Le diagnostic amiante avant les travaux est un diagnostic effectué afin de détecter la présence d’amiante sur une construction. En effet, il a été découvert que l’amiante est reconnu comme cancérogène pour l’humain en 1997. Mais, il faut noter qu’avant cette année, elle était en vogue et intervenait beaucoup plus dans le secteur du Bâtiment et Travaux Publics (BTP). Aujourd’hui, avant tout travail de réhabilitation, d’aménagement, de rénovation d’un bâtiment dont le permis de construire est antérieur au 1er juillet 1997, ce diagnostic doit être fait. Mais, que dit réellement la loi sur le DDAT ?

Pourquoi un diagnostic de l’amiante doit être fait ?

L’humain devrait vivre dans un environnement sain et rien ne devrait nuire à sa santé. Cela dit, la maison dans laquelle il vit ne doit présenter aucun risque pour ce dernier. Cependant, l’amiante fut scientifiquement démontrée dangereuse pour la santé quand bien même elle est encore présente dans certains logements. En effet, lorsque l’amiante se divise en microparticules, elle peut pénétrer le sein des alvéoles pulmonaires pour se loger dans l’appareil respiratoire des intéressés. Cela se produit au moyen de la respiration. Les fibres de l’amiante vont demeurer alors dans l’organisme et provoquer des cancers. Comme exemple de danger pour l’organisme, il y a l’asbestose qui peut être mortelle pour l’homme. Aussi, on dénote également le cancer des poumons et il est alors impératif d’inhiber les risques d’exposition en faisant le DDAT. Vous pouvez avoir une présentation du diagnostic amiante sur cette page.

A lire également : Rénovation de cheminée, comment ça se passe ?

Les prescriptions de la loi concernant le DDAT

Au début du mois de mai 2017, parmi plusieurs décrets, deux concernaient le secteur de l’immobilier et précisément les diagnostics immobiliers.
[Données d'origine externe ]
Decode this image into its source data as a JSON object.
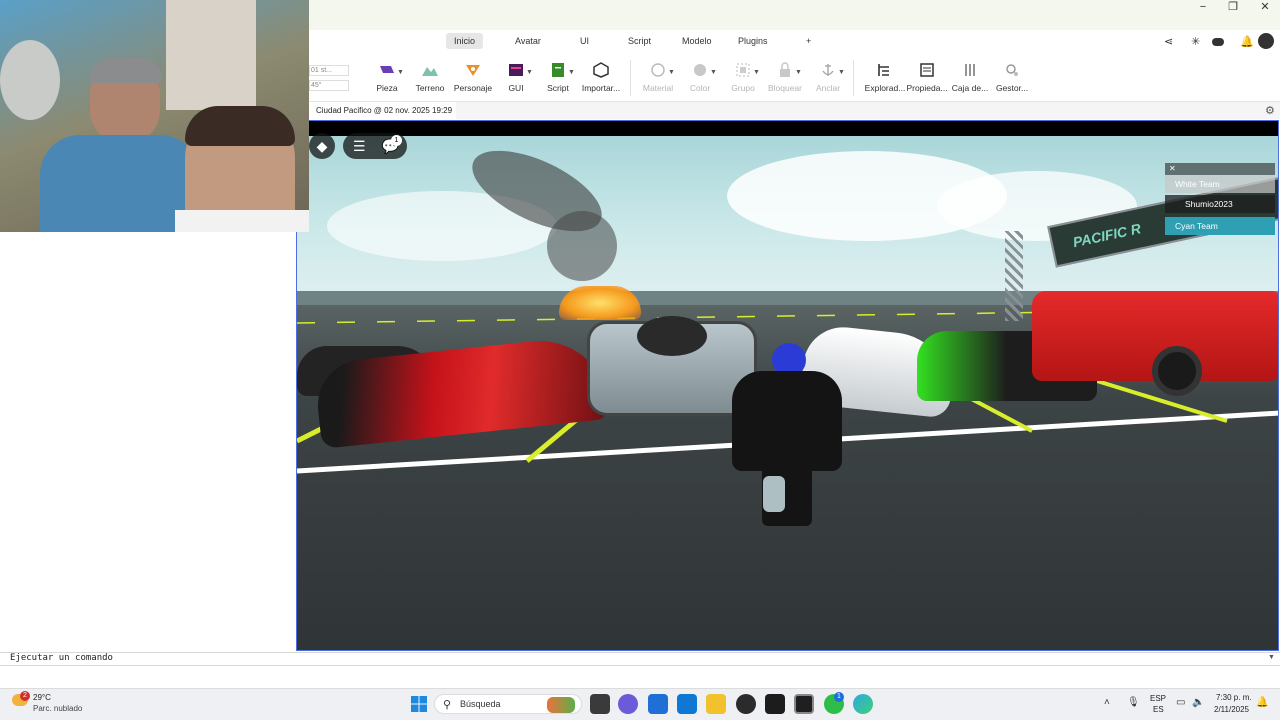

Premièrement, le Décret n° 2017-899 du 9 mai 2017 concernant le présent cas d’étude aborde les conditions et modalités du repérage amiante avant les travaux de l’amiante par le diagnostiqueur. Il faut noter qu’ici les donneurs d’ordre et les diagnostiqueurs peuvent faire des repérages amiantes successifs pendant tout le temps que prendra la conduite des travaux. Cela permet alors une étude plus approfondie que le diagnostic unique qui était pratiqué autrefois. Par ailleurs, cette nouvelle mesure va pallier les coûts concernant la découverte d’amiante qu’on ne décèle pas toujours lors d’un diagnostic unique.

D’autres mesures de la loi en lien avec le DDAT

La loi dit aussi que la responsabilité totale du maître d’ouvrage est engagée lorsqu’il s’agit de la réalisation des repérages amiante. Sa responsabilité intervient surtout lorsque les travaux à effectuer comportent des risques d’exposition de travailleurs à l’amiante. Il en est le seul responsable légal. Par ailleurs, le maître d’ouvrage a encore en charge de l’installation d’une signalétique adéquate dans la zone où le diagnostic aurait révélé certains endroits ou matériaux aimantés. Il doit faire cette installation avant le début du chantier.
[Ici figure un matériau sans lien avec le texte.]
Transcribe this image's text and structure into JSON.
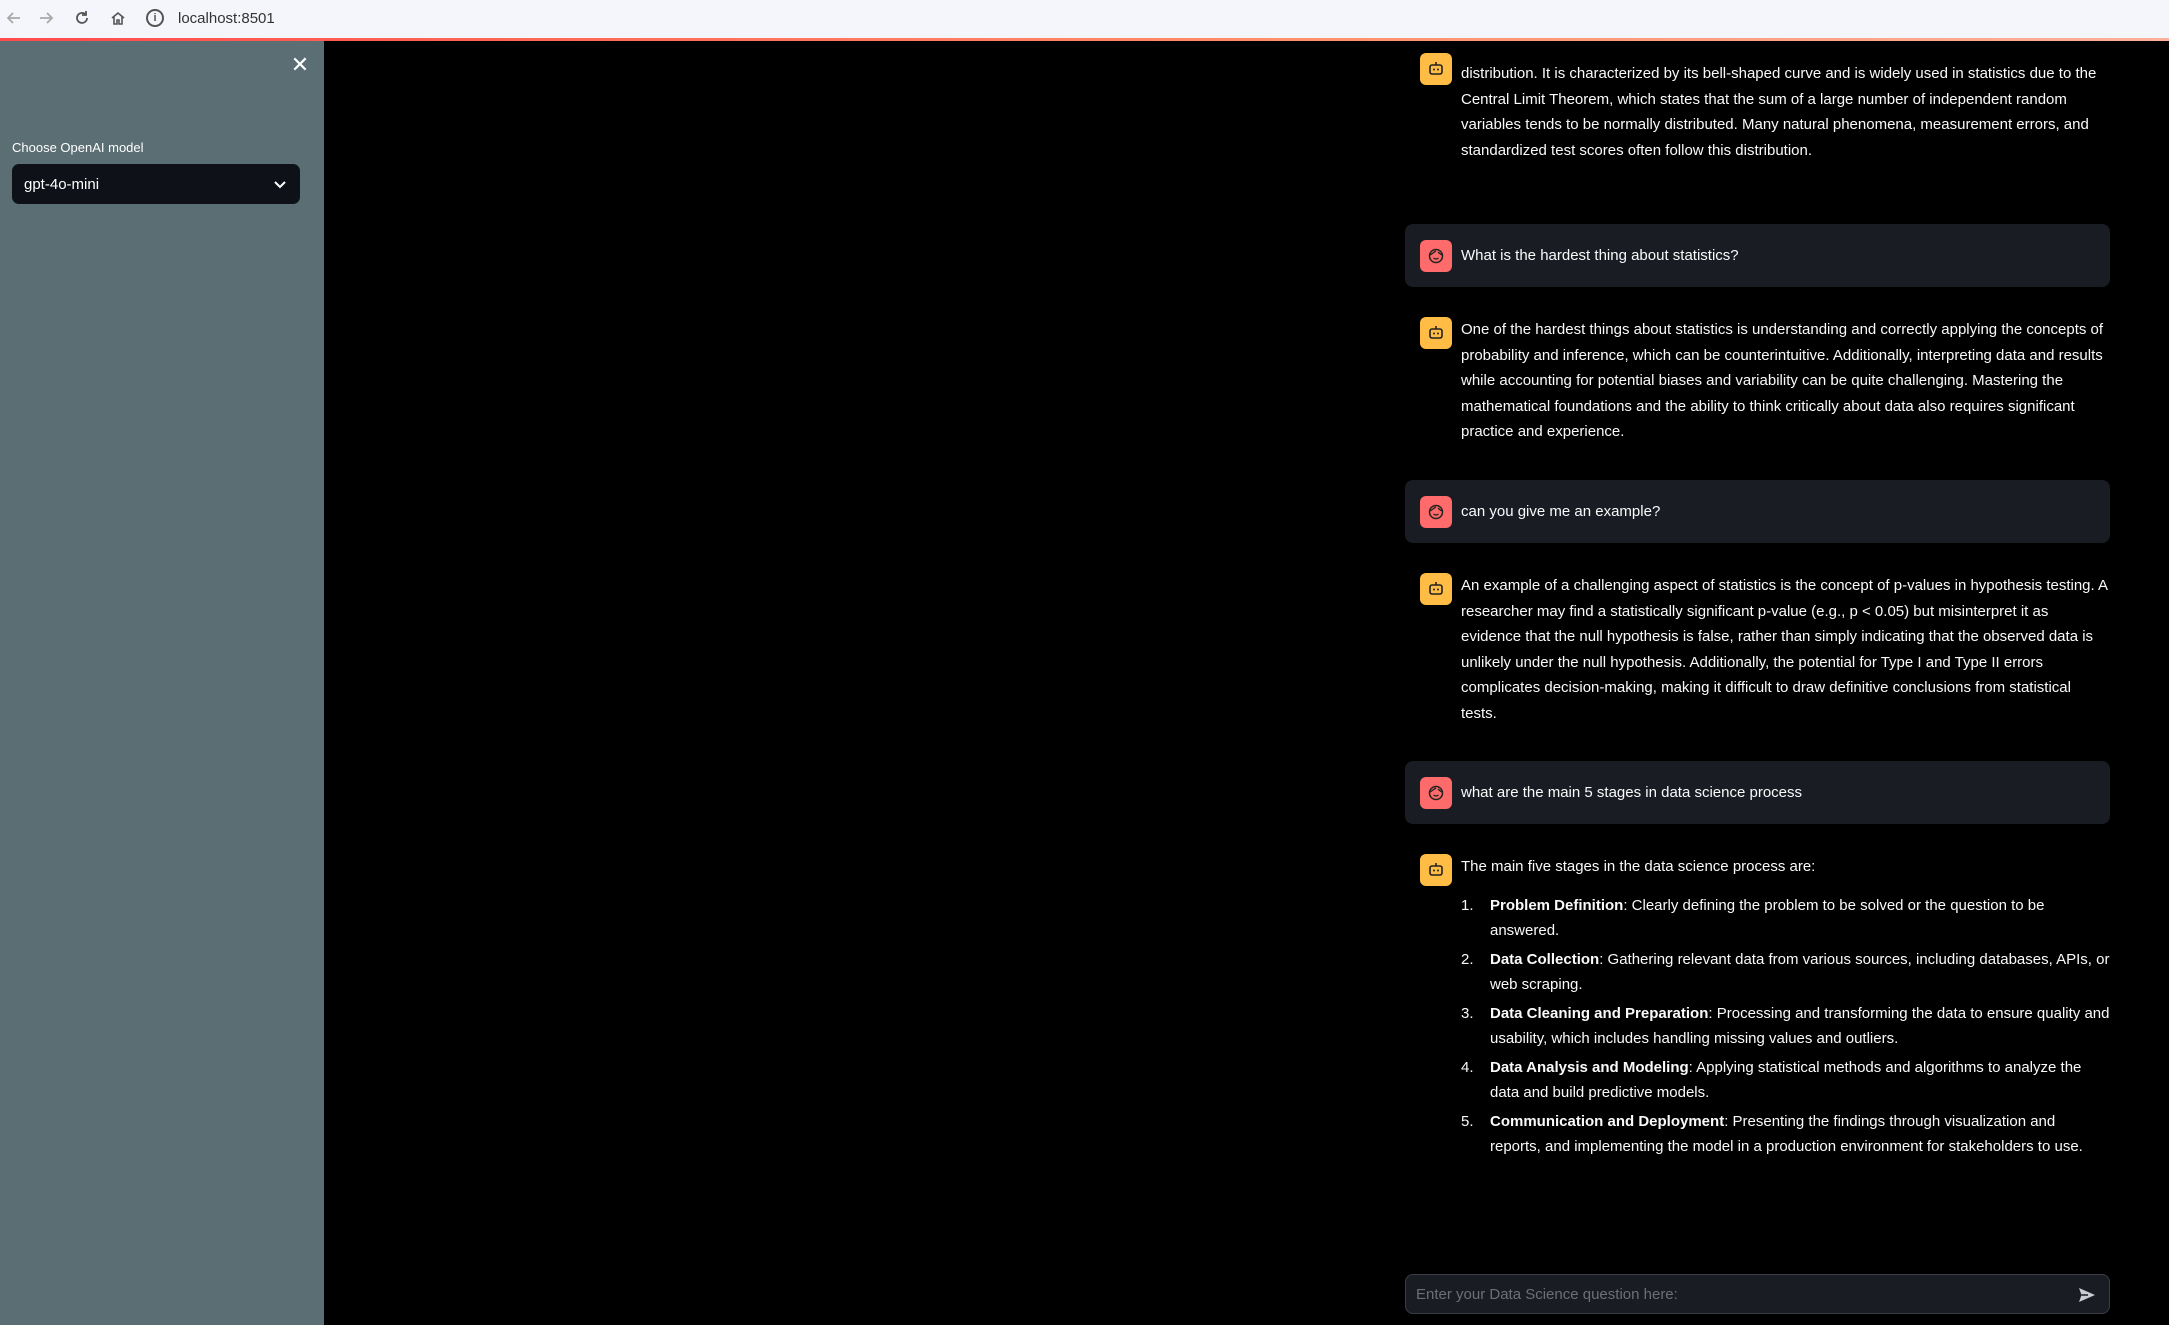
{
  "browser": {
    "url": "localhost:8501",
    "info_icon_glyph": "i"
  },
  "sidebar": {
    "close_glyph": "✕",
    "model_label": "Choose OpenAI model",
    "model_value": "gpt-4o-mini"
  },
  "chat": {
    "messages": [
      {
        "role": "assistant",
        "text": "distribution. It is characterized by its bell-shaped curve and is widely used in statistics due to the Central Limit Theorem, which states that the sum of a large number of independent random variables tends to be normally distributed. Many natural phenomena, measurement errors, and standardized test scores often follow this distribution."
      },
      {
        "role": "user",
        "text": "What is the hardest thing about statistics?"
      },
      {
        "role": "assistant",
        "text": "One of the hardest things about statistics is understanding and correctly applying the concepts of probability and inference, which can be counterintuitive. Additionally, interpreting data and results while accounting for potential biases and variability can be quite challenging. Mastering the mathematical foundations and the ability to think critically about data also requires significant practice and experience."
      },
      {
        "role": "user",
        "text": "can you give me an example?"
      },
      {
        "role": "assistant",
        "text": "An example of a challenging aspect of statistics is the concept of p-values in hypothesis testing. A researcher may find a statistically significant p-value (e.g., p < 0.05) but misinterpret it as evidence that the null hypothesis is false, rather than simply indicating that the observed data is unlikely under the null hypothesis. Additionally, the potential for Type I and Type II errors complicates decision-making, making it difficult to draw definitive conclusions from statistical tests."
      },
      {
        "role": "user",
        "text": "what are the main 5 stages in data science process"
      },
      {
        "role": "assistant",
        "intro": "The main five stages in the data science process are:",
        "stages": [
          {
            "title": "Problem Definition",
            "desc": ": Clearly defining the problem to be solved or the question to be answered."
          },
          {
            "title": "Data Collection",
            "desc": ": Gathering relevant data from various sources, including databases, APIs, or web scraping."
          },
          {
            "title": "Data Cleaning and Preparation",
            "desc": ": Processing and transforming the data to ensure quality and usability, which includes handling missing values and outliers."
          },
          {
            "title": "Data Analysis and Modeling",
            "desc": ": Applying statistical methods and algorithms to analyze the data and build predictive models."
          },
          {
            "title": "Communication and Deployment",
            "desc": ": Presenting the findings through visualization and reports, and implementing the model in a production environment for stakeholders to use."
          }
        ]
      }
    ],
    "input_placeholder": "Enter your Data Science question here:"
  },
  "colors": {
    "sidebar_bg": "#5a6e74",
    "main_bg": "#000000",
    "user_bubble": "#1a1c24",
    "user_avatar": "#ff6a6a",
    "assistant_avatar": "#ffbd45",
    "accent": "#ff4b4b"
  },
  "icons": {
    "back": "arrow-left-icon",
    "forward": "arrow-right-icon",
    "reload": "reload-icon",
    "home": "home-icon",
    "close": "close-icon",
    "dropdown": "chevron-down-icon",
    "user_avatar": "user-face-icon",
    "assistant_avatar": "robot-icon",
    "send": "send-icon"
  }
}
A voir aussi : Comment entretenir un balcon en ville ?

Dès lors, tous les employés sur cette zone pourront l’esquiver. Le diagnostiqueur fera en fin de compte un rapport qui sera utile aux désamianteurs. Le présent document lui permettra de concevoir un plan de retrait idéal. Ce dernier va être envoyé à l’Inspection du Travail. Avec ledit rapport, l’entreprise qui devrait réaliser les travaux de démolition ou rénovation anticipera les difficultés et protégera mieux son peuple.